Why small language models are the smarter choice

Instinct might tell you that models trained on more data that can answer virtually any question with linguistic fervor would be most favorable to use for complex agentic journeys.

As stated in recent research in the field , “Large language models (LLMs) are often praised for exhibiting near-human performance on a wide range of tasks and valued for their ability to hold a general conversation.”

However, the research paper, titled “Small Language Models are the future of Agentic AI” also presents the compelling argument that LLMs are far less than ideal for agentic AI frameworks.

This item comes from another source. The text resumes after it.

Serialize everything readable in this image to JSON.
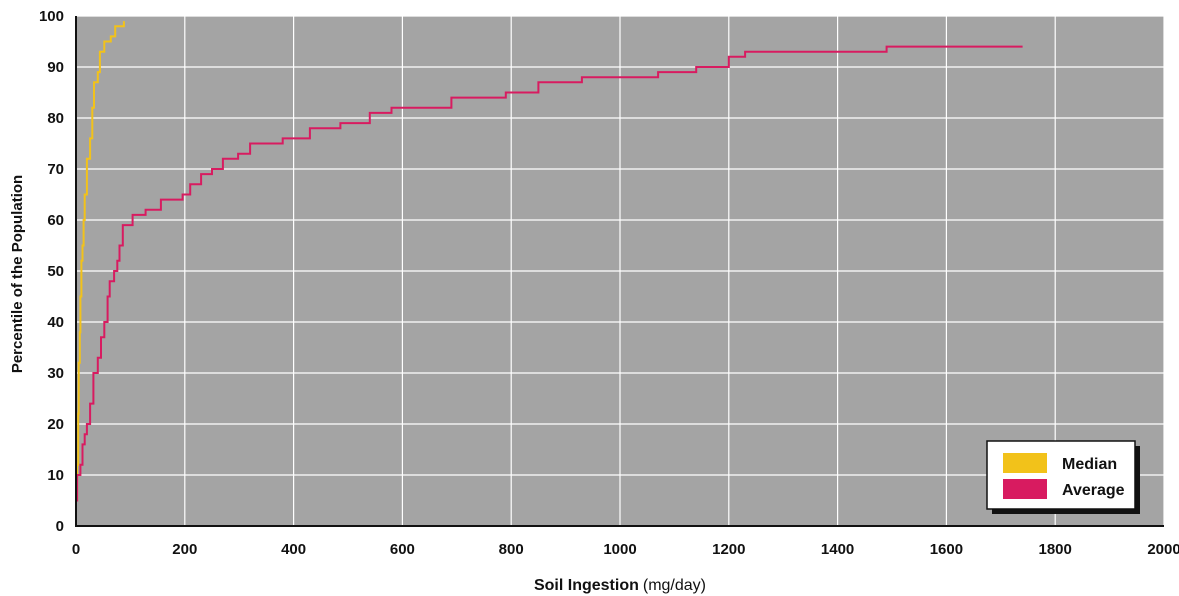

LLMs have the primary objective of extracting patterns from large amounts of data and to produce novel content. While this is useful for contexts where a user requires feedback on a well-documented topic, LLMs are inefficient when it comes to tasks that require a more specialized approach.

As our founder Jay van Zyl puts it:

“the more information a model possesses, the longer the thinking process will be, the more verbose the answers are, and the less successful the model is at detecting intent. “

SLMs, on the other hand, are trained on smaller amounts of data, which restricts their context automatically. This means that SLMs have highly-specific knowledge about a certain thing, and cannot return answers for anything that falls outside of their expertly small window of context.

The potential of agentic AI will not be fully realised if businesses and tech professionals do not confront the weaknesses and harness the strengths of generative AI.